ERIC Number: ED213002
Record Type: RIE
Publication Date: 1982-Feb-12
Reference Count: 0
Oral Reading Intonation and Reading Comprehension.
A study investigated whether fluency in oral reading, as indicated by proper intonation, could be used as a measure of college students' reading comprehension. The study was designed to look at the three features of intonation--pitch, stress, and juncture--separately and in combination to determine whether any one or a combination of all the features could be used to assess reading comprehension. The subjects were 54 black West Indian college students whose first language was English. These students read orally two reading passages into a cassette tape player. The tapes of these readings were analyzed for characteristics of intonation. Two weeks after the oral readings, the subjects completed two cloze tests based on the two reading passages.
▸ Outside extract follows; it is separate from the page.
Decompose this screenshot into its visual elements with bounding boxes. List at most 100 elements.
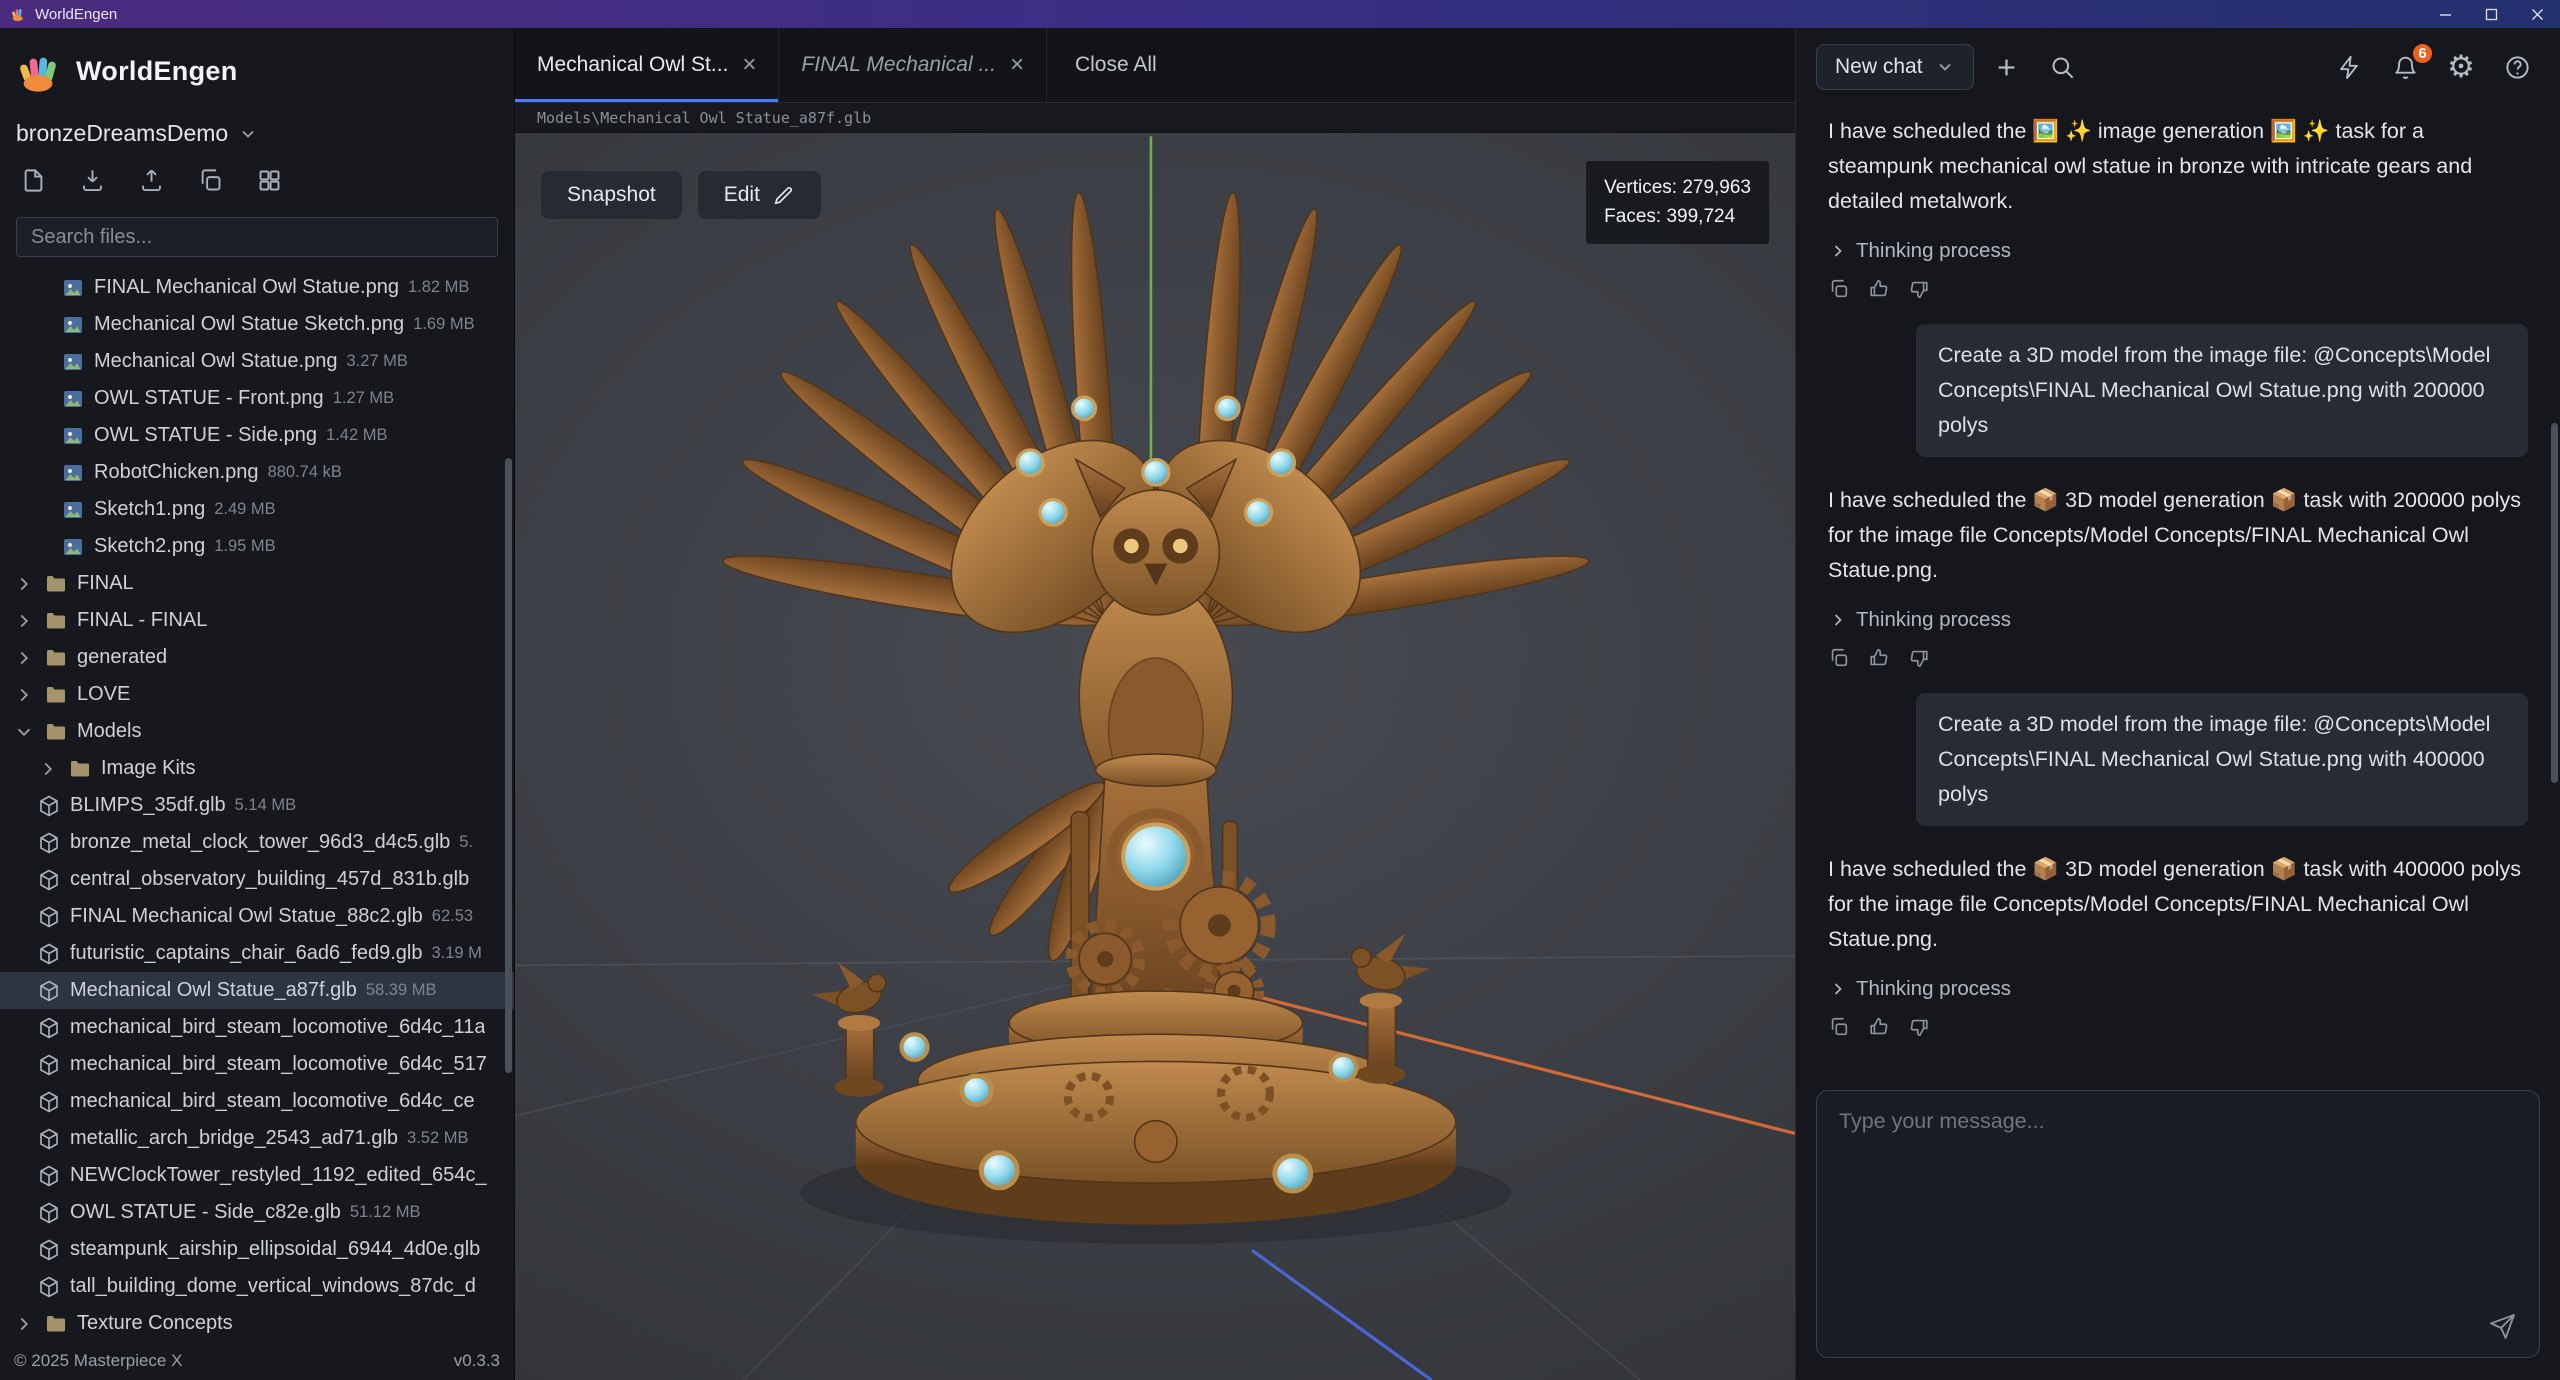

The seven null hypotheses that were investigated in this study yielded consistent evidence that the three features of intonation (pitch, stress, and juncture) were not related to reading comprehension, when viewed either separately or in combination with one another. The results clearly and consistently indicated that measures other than the use of proper intonation must be used to assess reading comprehension. (Appendixes contain materials used during the research, including a word recognition test, the two reading passages, a key to intonation of the passages, and the cloze tests for the passages.) (RL)
Publication Type: Reports - Research; Speeches/Meeting Papers
Education Level: N/A
Authoring Institution: N/A
Identifiers: Virgin Islands
Note: Paper presented at the Annual Meeting of the Southwest Educational Research Association (5th, Austin, TX, February 11-13, 1982).